Talks had been ongoing for weeks but reached new levels of intensity during the first two weeks of the inquiry.
The council set a deadline of 5pm on Wednesday, May 5 or their objection would stand.
On April 30, lawyers from both sides talked until 6.30am at Liverpool's Marriott Hotel. Agreement was tantalisingly out of reach.
Deadline day of May 5 arrived with an agreement still not reached. Merseytravel was furious the council had tried to insert a late clause saying it would not be legally bound by any agreement.
Neither side seemed ready to blink.
Talks resumed at 10am at the city centre offices of lawyers DLA.
But Liverpool's chief executive, David Henshaw, and Mr Scales were speaking on the phone as early as 7.30am.
Mr Scales gave his instructions to his legal team: "Do a deal but not at any cost."
So who was holding the cards? The council knew that opposition from the Town Hall to the trams at the inquiry could be potentially very damaging to Merseytravel's case.
But equally Merseytravel knew that if Liverpool City Council was seen to block the project - and send £170m of government investment back to London - the people of Merseyside might not forgive them.

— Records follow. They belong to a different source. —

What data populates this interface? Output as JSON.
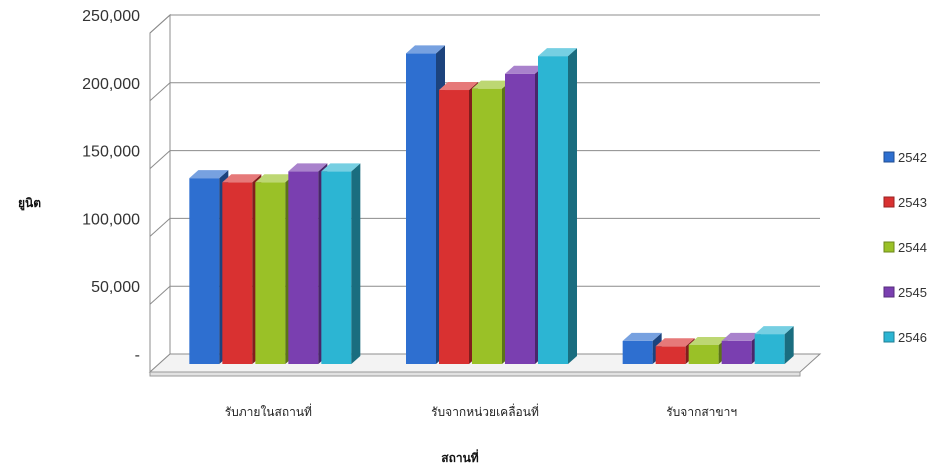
{
  "chart_data": {
    "type": "bar",
    "style": "3d-clustered-column",
    "title": "",
    "xlabel": "สถานที่",
    "ylabel": "ยูนิต",
    "ylim": [
      0,
      250000
    ],
    "yticks": [
      "250,000",
      "200,000",
      "150,000",
      "100,000",
      "50,000",
      "-"
    ],
    "grid": true,
    "legend_position": "right",
    "categories": [
      "รับภายในสถานที่",
      "รับจากหน่วยเคลื่อนที่",
      "รับจากสาขาฯ"
    ],
    "series": [
      {
        "name": "2542",
        "color": "#2e6fd0",
        "values": [
          140000,
          232000,
          20000
        ]
      },
      {
        "name": "2543",
        "color": "#d93131",
        "values": [
          137000,
          205000,
          16000
        ]
      },
      {
        "name": "2544",
        "color": "#9ac127",
        "values": [
          137000,
          206000,
          17000
        ]
      },
      {
        "name": "2545",
        "color": "#7a3fb0",
        "values": [
          145000,
          217000,
          20000
        ]
      },
      {
        "name": "2546",
        "color": "#2cb5d3",
        "values": [
          145000,
          230000,
          25000
        ]
      }
    ]
  }
}
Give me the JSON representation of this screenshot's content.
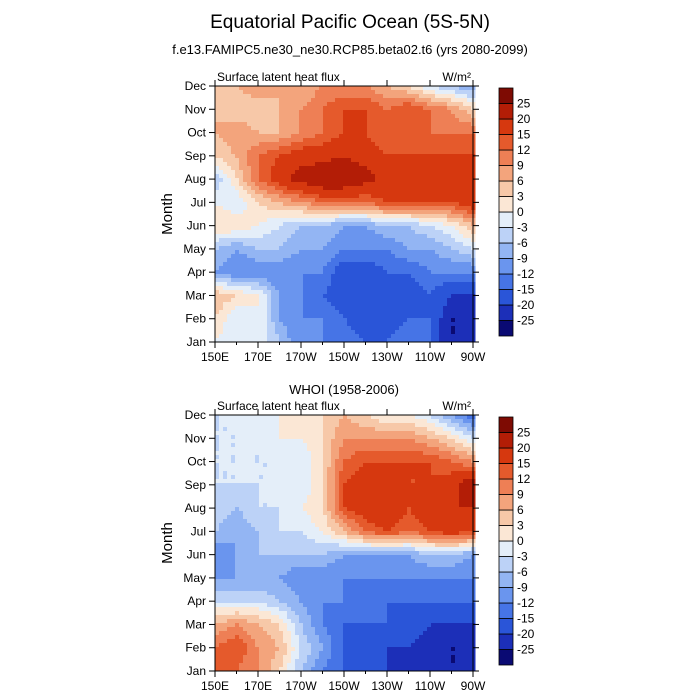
{
  "figure": {
    "title": "Equatorial Pacific Ocean (5S-5N)",
    "subtitle": "f.e13.FAMIPC5.ne30_ne30.RCP85.beta02.t6 (yrs 2080-2099)"
  },
  "colorbar": {
    "labels": [
      "25",
      "20",
      "15",
      "12",
      "9",
      "6",
      "3",
      "0",
      "-3",
      "-6",
      "-9",
      "-12",
      "-15",
      "-20",
      "-25"
    ],
    "levels": [
      -25,
      -20,
      -15,
      -12,
      -9,
      -6,
      -3,
      0,
      3,
      6,
      9,
      12,
      15,
      20,
      25
    ],
    "colors": [
      "#0a0a73",
      "#1c2fb8",
      "#2a55d8",
      "#4674e6",
      "#6a95ee",
      "#93b5f3",
      "#bcd2f7",
      "#e4eef9",
      "#fbe7d5",
      "#f7c8a8",
      "#f3a47c",
      "#ee7f55",
      "#e55a2c",
      "#d6380f",
      "#b31d06",
      "#7e0b03"
    ]
  },
  "chart_data": [
    {
      "type": "heatmap",
      "title": "",
      "left_label": "Surface latent heat flux",
      "right_label": "W/m²",
      "xlabel": "",
      "ylabel": "Month",
      "xlim": [
        150,
        270
      ],
      "xticks": [
        150,
        170,
        190,
        210,
        230,
        250,
        270
      ],
      "xtick_labels": [
        "150E",
        "170E",
        "170W",
        "150W",
        "130W",
        "110W",
        "90W"
      ],
      "y": [
        "Jan",
        "Feb",
        "Mar",
        "Apr",
        "May",
        "Jun",
        "Jul",
        "Aug",
        "Sep",
        "Oct",
        "Nov",
        "Dec"
      ],
      "x": [
        150,
        160,
        170,
        180,
        190,
        200,
        210,
        220,
        230,
        240,
        250,
        260,
        270
      ],
      "z": [
        [
          0,
          -3,
          0,
          -6,
          -12,
          -12,
          -12,
          -15,
          -15,
          -12,
          -15,
          -25,
          -25
        ],
        [
          3,
          -3,
          0,
          -9,
          -12,
          -12,
          -15,
          -18,
          -18,
          -15,
          -15,
          -25,
          -25
        ],
        [
          6,
          3,
          0,
          -9,
          -12,
          -15,
          -18,
          -20,
          -20,
          -18,
          -15,
          -20,
          -20
        ],
        [
          -9,
          -12,
          -12,
          -12,
          -12,
          -12,
          -18,
          -18,
          -15,
          -15,
          -12,
          -12,
          -12
        ],
        [
          -6,
          -9,
          -6,
          -6,
          -9,
          -9,
          -12,
          -12,
          -12,
          -9,
          -9,
          -6,
          -3
        ],
        [
          3,
          3,
          0,
          -3,
          -6,
          -6,
          -9,
          -9,
          -6,
          -6,
          -3,
          0,
          6
        ],
        [
          0,
          -3,
          3,
          6,
          9,
          12,
          12,
          12,
          15,
          15,
          15,
          15,
          18
        ],
        [
          -6,
          3,
          12,
          18,
          22,
          25,
          25,
          22,
          18,
          18,
          18,
          20,
          18
        ],
        [
          3,
          6,
          12,
          15,
          18,
          18,
          20,
          18,
          15,
          15,
          15,
          15,
          15
        ],
        [
          6,
          9,
          6,
          6,
          9,
          12,
          15,
          15,
          12,
          12,
          12,
          12,
          12
        ],
        [
          6,
          3,
          3,
          6,
          9,
          12,
          15,
          15,
          12,
          15,
          12,
          9,
          3
        ],
        [
          6,
          6,
          9,
          6,
          6,
          9,
          9,
          9,
          6,
          3,
          -3,
          -6,
          -9
        ]
      ]
    },
    {
      "type": "heatmap",
      "title": "WHOI (1958-2006)",
      "left_label": "Surface latent heat flux",
      "right_label": "W/m²",
      "xlabel": "",
      "ylabel": "Month",
      "xlim": [
        150,
        270
      ],
      "xticks": [
        150,
        170,
        190,
        210,
        230,
        250,
        270
      ],
      "xtick_labels": [
        "150E",
        "170E",
        "170W",
        "150W",
        "130W",
        "110W",
        "90W"
      ],
      "y": [
        "Jan",
        "Feb",
        "Mar",
        "Apr",
        "May",
        "Jun",
        "Jul",
        "Aug",
        "Sep",
        "Oct",
        "Nov",
        "Dec"
      ],
      "x": [
        150,
        160,
        170,
        180,
        190,
        200,
        210,
        220,
        230,
        240,
        250,
        260,
        270
      ],
      "z": [
        [
          12,
          12,
          9,
          3,
          -6,
          -12,
          -15,
          -18,
          -20,
          -22,
          -25,
          -25,
          -25
        ],
        [
          12,
          15,
          9,
          6,
          -3,
          -9,
          -15,
          -18,
          -20,
          -20,
          -22,
          -25,
          -25
        ],
        [
          6,
          9,
          6,
          3,
          -6,
          -12,
          -15,
          -15,
          -15,
          -18,
          -20,
          -20,
          -20
        ],
        [
          -3,
          -3,
          -3,
          -6,
          -9,
          -12,
          -12,
          -15,
          -15,
          -15,
          -15,
          -15,
          -15
        ],
        [
          -9,
          -9,
          -9,
          -9,
          -12,
          -12,
          -12,
          -12,
          -12,
          -12,
          -12,
          -12,
          -12
        ],
        [
          -12,
          -9,
          -6,
          -6,
          -6,
          -6,
          -9,
          -9,
          -9,
          -9,
          -6,
          -6,
          -9
        ],
        [
          -6,
          -9,
          -6,
          -3,
          -3,
          0,
          6,
          12,
          15,
          12,
          15,
          18,
          15
        ],
        [
          -3,
          -6,
          -3,
          -3,
          0,
          3,
          15,
          18,
          20,
          15,
          20,
          20,
          20
        ],
        [
          -3,
          -3,
          -3,
          -3,
          -3,
          3,
          15,
          18,
          18,
          15,
          15,
          18,
          25
        ],
        [
          -3,
          -3,
          -3,
          -3,
          -3,
          3,
          12,
          15,
          15,
          15,
          15,
          12,
          9
        ],
        [
          -3,
          -3,
          -3,
          0,
          0,
          3,
          9,
          9,
          9,
          9,
          6,
          3,
          -3
        ],
        [
          -3,
          -3,
          0,
          0,
          3,
          3,
          6,
          3,
          0,
          0,
          -3,
          -9,
          -15
        ]
      ]
    }
  ]
}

By 5.30pm, council sources indicated a deal would be done by 8pm but Merseytravel insisted nothing had been signed. By 10pm, both finally seemed in agreement.
The Daily Post on the morning of May 6 reported the crucial deal had been done. We were right, just.
The talks had been hard and at times bitter. Some antagonism remains but common sense finally prevailed.
Now it will be up to Inspector Chris Tipping to decide whether Merseytravel has successfully made the case for Merseytram to go ahead. He will report to the Government, probably around mid-August, with Whitehall making the final decision before Christmas.